After a few more questions that Pete grimaces his way through, and which I treat like an open mic night at a comedy club, we face off for the camera. This time there’s a security guard between us, keeping us at arm’s length—neither of us to be trusted any closer. Pete spits and snarls while I grin at him like a kid on his first zoo trip, and then I’m gone, back in the dressing room with a confused Matt and a pretty typical-sounding Butch.
“Are you fucking playing me for a fool, Connor?” he says, pacing up and down, eyes roving for something to kick. “You did the exact same fucking shit you did last time holy Mary mother of God!”
“It was different,” I say, grabbing a water and gulping from it. “I was completely in control this time.”
“In control?! You lost your head again!”
“Correction: I almost lost my head. And only ‘cause he mentioned Frankie,” I say, turning to Matt. “That’s a low blow, right?”
Matt shrugs, and Butch storms up to plant himself in front of me.
“You’ve just wound up the best fighter in
the UFC. Given him every fucking reason to come at you with everything he’s got. He’s going to walk into that ring on Saturday at his very best, and don’t expect him to fight fair.”
“Good,” I say, swallowing down another gulp.
“Good? What the fuck does that mean?”
I put a palm on Butch’s shoulder.
“I want Pete at his best. I want to beat him at his best. I’ve got a point to prove.”
“Jesus Christ,” Butch says, smacking a hand to his forehead and walking away. “I can’t tell if you’ve gone completely mad or completely stupid.”

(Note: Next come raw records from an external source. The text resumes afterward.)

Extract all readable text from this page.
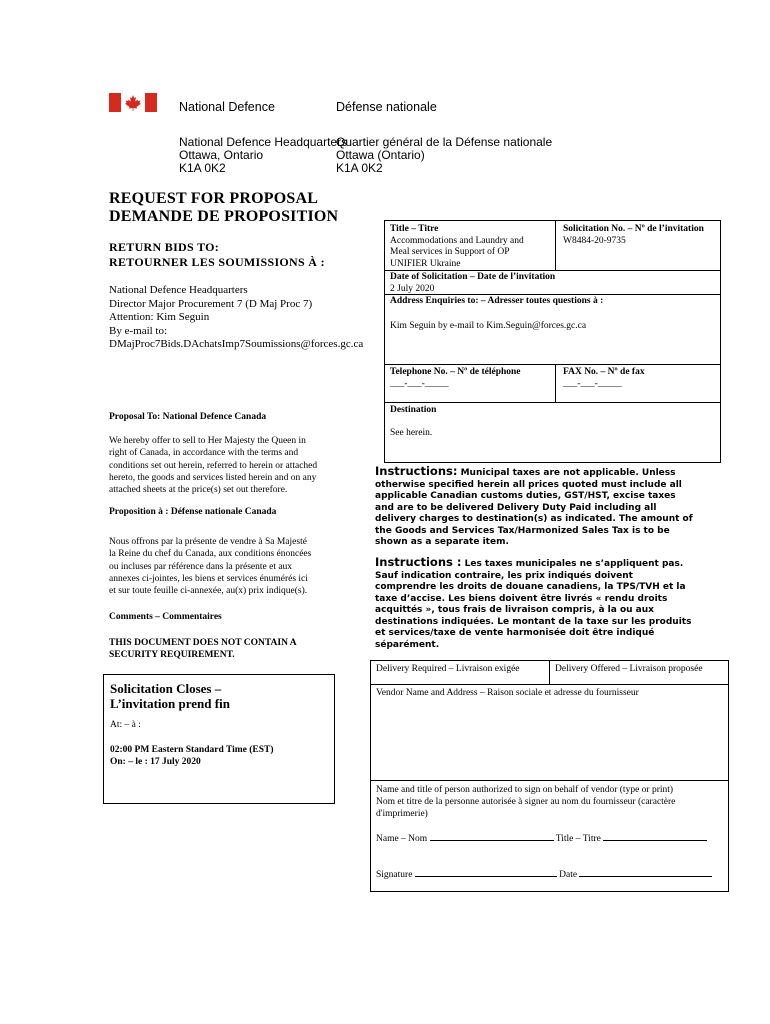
National Defence	Défense nationale
National Defence Headquarters
Ottawa, Ontario
K1A 0K2
Quartier général de la Défense nationale
Ottawa (Ontario)
K1A 0K2
REQUEST FOR PROPOSAL
DEMANDE DE PROPOSITION
RETURN BIDS TO:
RETOURNER LES SOUMISSIONS À :
National Defence Headquarters
Director Major Procurement 7 (D Maj Proc 7)
Attention: Kim Seguin
By e-mail to:
DMajProc7Bids.DAchatsImp7Soumissions@forces.gc.ca
Proposal To: National Defence Canada
We hereby offer to sell to Her Majesty the Queen in
right of Canada, in accordance with the terms and
conditions set out herein, referred to herein or attached
hereto, the goods and services listed herein and on any
attached sheets at the price(s) set out therefore.
Proposition à : Défense nationale Canada
Nous offrons par la présente de vendre à Sa Majesté
la Reine du chef du Canada, aux conditions énoncées
ou incluses par référence dans la présente et aux
annexes ci-jointes, les biens et services énumérés ici
et sur toute feuille ci-annexée, au(x) prix indique(s).
Comments – Commentaires
THIS DOCUMENT DOES NOT CONTAIN A
SECURITY REQUIREMENT.
Solicitation Closes –
L’invitation prend fin
At: – à :
02:00 PM Eastern Standard Time (EST)
On: – le : 17 July 2020
Title – Titre
Accommodations and Laundry and
Meal services in Support of OP
UNIFIER Ukraine
Solicitation No. – Nº de l’invitation
W8484-20-9735
Date of Solicitation – Date de l’invitation
2 July 2020
Address Enquiries to: – Adresser toutes questions à :
Kim Seguin by e-mail to Kim.Seguin@forces.gc.ca
Telephone No. – Nº de téléphone
___-___-_____
FAX No. – Nº de fax
___-___-_____
Destination
See herein.
Instructions: Municipal taxes are not applicable. Unless otherwise specified herein all prices quoted must include all applicable Canadian customs duties, GST/HST, excise taxes and are to be delivered Delivery Duty Paid including all delivery charges to destination(s) as indicated. The amount of the Goods and Services Tax/Harmonized Sales Tax is to be shown as a separate item.
Instructions : Les taxes municipales ne s’appliquent pas. Sauf indication contraire, les prix indiqués doivent comprendre les droits de douane canadiens, la TPS/TVH et la taxe d’accise. Les biens doivent être livrés « rendu droits acquittés », tous frais de livraison compris, à la ou aux destinations indiquées. Le montant de la taxe sur les produits et services/taxe de vente harmonisée doit être indiqué séparément.
Delivery Required – Livraison exigée	Delivery Offered – Livraison proposée
Vendor Name and Address – Raison sociale et adresse du fournisseur
Name and title of person authorized to sign on behalf of vendor (type or print)
Nom et titre de la personne autorisée à signer au nom du fournisseur (caractère
d'imprimerie)
Name – Nom	Title – Titre
Signature	Date
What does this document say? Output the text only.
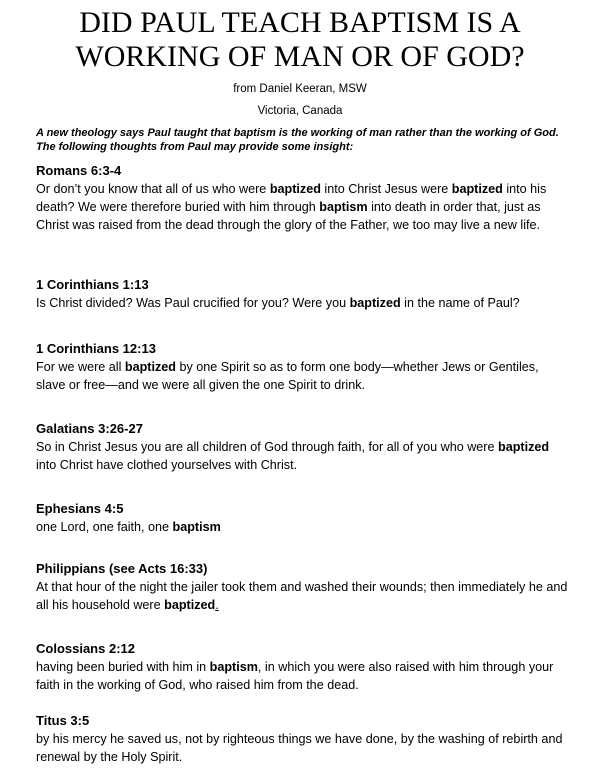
DID PAUL TEACH BAPTISM IS A
WORKING OF MAN OR OF GOD?

from Daniel Keeran, MSW

Victoria, Canada

A new theology says Paul taught that baptism is the working of man rather than the working of God. The following thoughts from Paul may provide some insight:

Romans 6:3-4

Or don’t you know that all of us who were baptized into Christ Jesus were baptized into his death? We were therefore buried with him through baptism into death in order that, just as Christ was raised from the dead through the glory of the Father, we too may live a new life.

1 Corinthians 1:13

Is Christ divided? Was Paul crucified for you? Were you baptized in the name of Paul?

1 Corinthians 12:13

For we were all baptized by one Spirit so as to form one body—whether Jews or Gentiles, slave or free—and we were all given the one Spirit to drink.

Galatians 3:26-27

So in Christ Jesus you are all children of God through faith, for all of you who were baptized into Christ have clothed yourselves with Christ.

Ephesians 4:5

one Lord, one faith, one baptism

Philippians (see Acts 16:33)

At that hour of the night the jailer took them and washed their wounds; then immediately he and all his household were baptized.

Colossians 2:12

having been buried with him in baptism, in which you were also raised with him through your faith in the working of God, who raised him from the dead.

Titus 3:5

by his mercy he saved us, not by righteous things we have done, by the washing of rebirth and renewal by the Holy Spirit.
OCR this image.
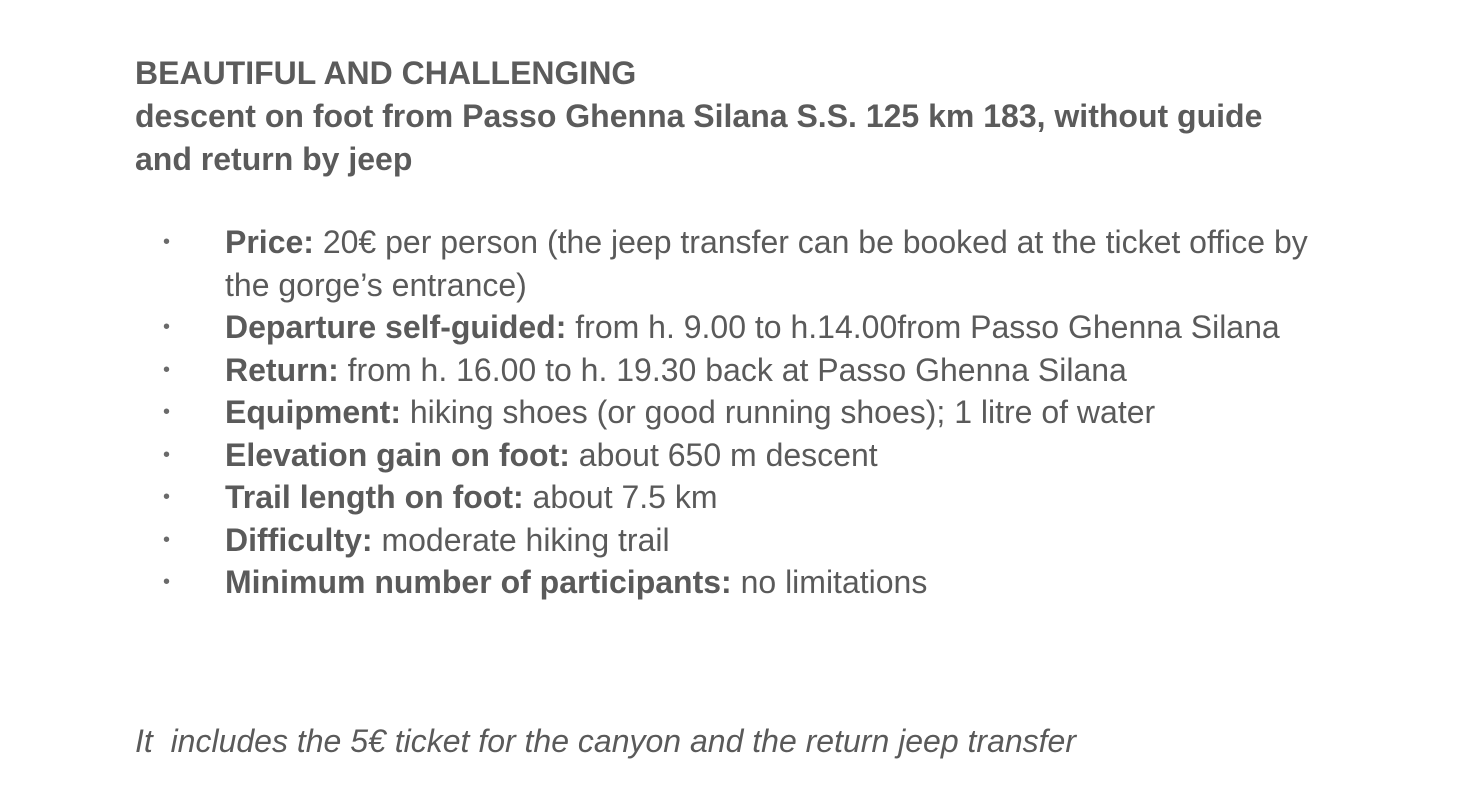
BEAUTIFUL AND CHALLENGING
descent on foot from Passo Ghenna Silana S.S. 125 km 183, without guide and return by jeep
• Price: 20€ per person (the jeep transfer can be booked at the ticket office by the gorge’s entrance)
• Departure self-guided: from h. 9.00 to h.14.00from Passo Ghenna Silana
• Return: from h. 16.00 to h. 19.30 back at Passo Ghenna Silana
• Equipment: hiking shoes (or good running shoes); 1 litre of water
• Elevation gain on foot: about 650 m descent
• Trail length on foot: about 7.5 km
• Difficulty: moderate hiking trail
• Minimum number of participants: no limitations

It  includes the 5€ ticket for the canyon and the return jeep transfer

“Neither,” I respond. “I’m completely unafraid.”
22
Frankie
I’ve never played the part of ‘woman behind the man’ before, and I’ve never dated a fighter about to fight the biggest match of his life—so it isn’t a shock to find out I’m not that great at either. During the week leading up to the fight I get about as nervous as Connor should be, but annoyingly isn’t.
Even though I keep my distance from him, worried he’ll wear the shirt that clings to his pecs, or get that look on his face that makes me want to sit on it, I think about him pretty much all the time. It isn’t hard, since everywhere I look people are talking about the fight, and since Connor decided to showboat at the press conference, I’m sharing my anxious tension with about a million worldwide fans.
All of which is why I’m here now, standing outside Connor’s apartment, ringing his bell on the day of the fight. Pete Foreman might be tough, but spending time away from your boyfriend when he’s got the body of a fighter and the face of a model might actually kill you.
“Should I even be here?” I say, as soon as Connor opens his apartment door. “The fight’s in, like, twelve hours.”
He laughs and stands aside for me to enter.
“Right. Twelve whole hours.”
I move inside his living room, biting my nails for the first time since my driving test.